Witness (2023) adlı heykel, bu yılın başlarında kürtaj karşıtı grupların tepkisiyle karşı karşıya kaldı. Bunlardan biri, eserin İbrahimî dinlerle ilişkilendirilen boynuzlu varlıklara gönderme yaptığı için "şeytani" imgeleri desteklediğini iddia etti. Ancak Sikander, bu yılın başlarında "Onlarda şeytani hiçbir şey yok" dedi.
Sikander daha önce, iki sarmal örgüsü olan kadın figürünün, özellikle ABD'de kürtaj haklarını ciddi şekilde kısıtlayan 2022 tarihli Yüksek Mahkeme kararının ardından, "nesiller boyunca kendi bedenlerine sahip olma hakları için topluca mücadele eden kadınların" "ruhuna ve cesaretine" bir övgü olarak tasarlandığını söyledi.
Temmuz ayında Witness heykeli Houston Üniversitesi'nde başı kesilerek idam edildi. Baş kesme işleminin video görüntüleri, olayın Beryl Kasırgası sırasında gecenin bir yarısı gerçekleştiğini gösteriyordu.
Sikander bu hafta Washington Post'ta "Dünya genelinde, özellikle de Amerika Birleşik Devletleri'nde kadın haklarının gerilemesine tanık olduğumuzda, sanat bir meydan okuma aracı olarak işlev görebilir," diye yazdı. "Ayrıca düzeltmeye giden bir yol da olabilir. Heykele karşı çıkan insanların, heykelin kadın gücüne dair mesajına itiraz ettiği benim için açık."
"Hayal gücünü geliştirmek, empati kurmak, siyasi ayrılıkları aşmak ve ortak insanlığımızı ilerletmek için sanat" ifadesini kullanan Sikander, "Heykeli olduğu gibi bırakmalıyız: Toplumumuza nüfuz eden nefret ve bölünmenin bir kanıtı." diye sonlandırdı.
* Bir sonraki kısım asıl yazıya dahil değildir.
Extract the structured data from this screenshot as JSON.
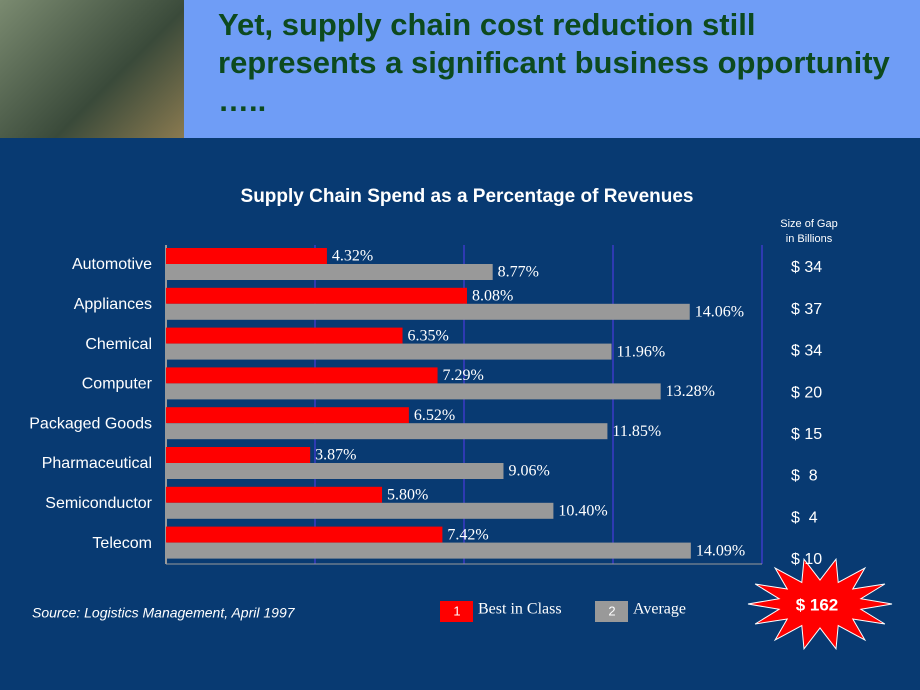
{
  "header": {
    "title": "Yet, supply chain cost reduction still represents a significant business opportunity ….."
  },
  "chart_data": {
    "type": "bar",
    "orientation": "horizontal",
    "title": "Supply Chain Spend as a Percentage of Revenues",
    "categories": [
      "Automotive",
      "Appliances",
      "Chemical",
      "Computer",
      "Packaged Goods",
      "Pharmaceutical",
      "Semiconductor",
      "Telecom"
    ],
    "series": [
      {
        "name": "Best in Class",
        "marker_label": "1",
        "color": "#ff0000",
        "values": [
          4.32,
          8.08,
          6.35,
          7.29,
          6.52,
          3.87,
          5.8,
          7.42
        ],
        "value_labels": [
          "4.32%",
          "8.08%",
          "6.35%",
          "7.29%",
          "6.52%",
          "3.87%",
          "5.80%",
          "7.42%"
        ]
      },
      {
        "name": "Average",
        "marker_label": "2",
        "color": "#999999",
        "values": [
          8.77,
          14.06,
          11.96,
          13.28,
          11.85,
          9.06,
          10.4,
          14.09
        ],
        "value_labels": [
          "8.77%",
          "14.06%",
          "11.96%",
          "13.28%",
          "11.85%",
          "9.06%",
          "10.40%",
          "14.09%"
        ]
      }
    ],
    "xlim": [
      0,
      16
    ],
    "xticks": [
      0,
      4,
      8,
      12,
      16
    ],
    "grid": true,
    "gap": {
      "header": [
        "Size of Gap",
        "in Billions"
      ],
      "labels": [
        "$ 34",
        "$ 37",
        "$ 34",
        "$ 20",
        "$ 15",
        "$  8",
        "$  4",
        "$ 10"
      ],
      "total": "$ 162"
    },
    "source": "Source: Logistics Management, April 1997"
  }
}
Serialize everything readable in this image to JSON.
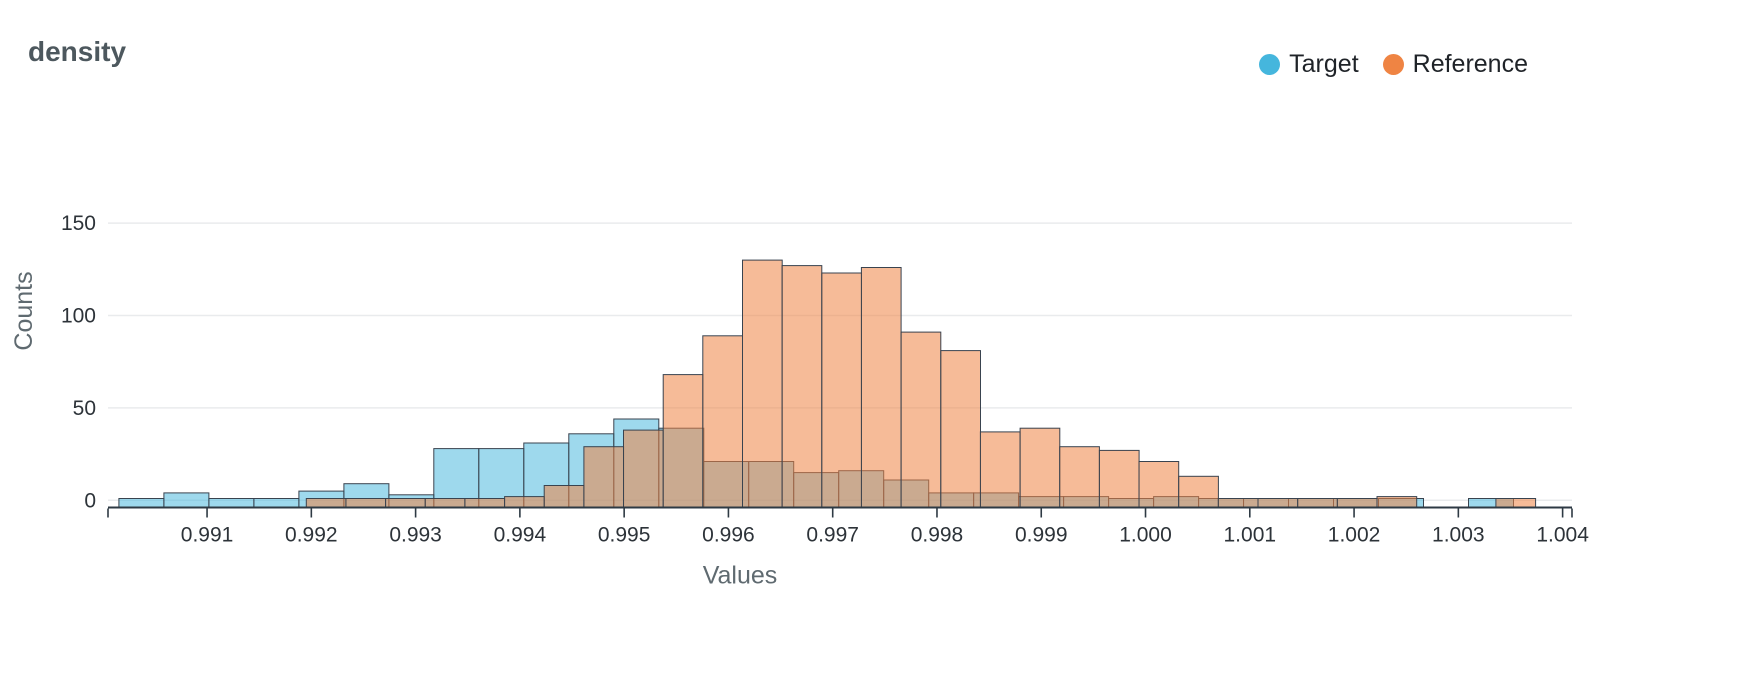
{
  "header": {
    "title": "density"
  },
  "legend": {
    "items": [
      {
        "label": "Target",
        "color": "#45b6dd"
      },
      {
        "label": "Reference",
        "color": "#ef8443"
      }
    ]
  },
  "chart_data": {
    "type": "histogram",
    "mode": "overlay",
    "title": "density",
    "xlabel": "Values",
    "ylabel": "Counts",
    "x_ticks": [
      0.991,
      0.992,
      0.993,
      0.994,
      0.995,
      0.996,
      0.997,
      0.998,
      0.999,
      1.0,
      1.001,
      1.002,
      1.003,
      1.004
    ],
    "x_tick_decimals": 3,
    "y_ticks": [
      0,
      50,
      100,
      150
    ],
    "x_range": [
      0.99005,
      1.00409
    ],
    "y_range": [
      -3.9,
      169
    ],
    "grid": true,
    "legend_position": "top-right",
    "outline_color": "#39434f",
    "axis_line_color": "#2e3a44",
    "grid_color": "#e9ebed",
    "tick_label_color": "#2d3339",
    "axis_title_color": "#5f6a70",
    "series": [
      {
        "name": "Target",
        "color": "#45b6dd",
        "fill_opacity": 0.52,
        "bin_start": 0.990155,
        "bin_width": 0.0004314,
        "counts": [
          1,
          4,
          1,
          1,
          5,
          9,
          3,
          28,
          28,
          31,
          36,
          44,
          39,
          21,
          21,
          15,
          16,
          11,
          4,
          4,
          2,
          2,
          1,
          2,
          1,
          1,
          1,
          1,
          1,
          0,
          1,
          0
        ]
      },
      {
        "name": "Reference",
        "color": "#ef8443",
        "fill_opacity": 0.55,
        "bin_start": 0.99005,
        "bin_width": 0.0003803,
        "counts": [
          0,
          0,
          0,
          0,
          0,
          1,
          1,
          1,
          1,
          1,
          2,
          8,
          29,
          38,
          68,
          89,
          130,
          127,
          123,
          126,
          91,
          81,
          37,
          39,
          29,
          27,
          21,
          13,
          1,
          1,
          1,
          1,
          2,
          0,
          0,
          1,
          0
        ]
      }
    ]
  }
}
Bir başka yaygın görüş de toplumun asilime edilmesinde bu tarz sanatçıların öne çıkarılmasına tepki mahiyetinde demokratik bir 'karşı eyleme' şahit olduğumuzu belirtiyor. Küreselleşmenin finanse ettiği ayrılıkçı akımlar, halk kitleletinde çok estetik olmasa bile özgün cevaplar yaratabiliyor.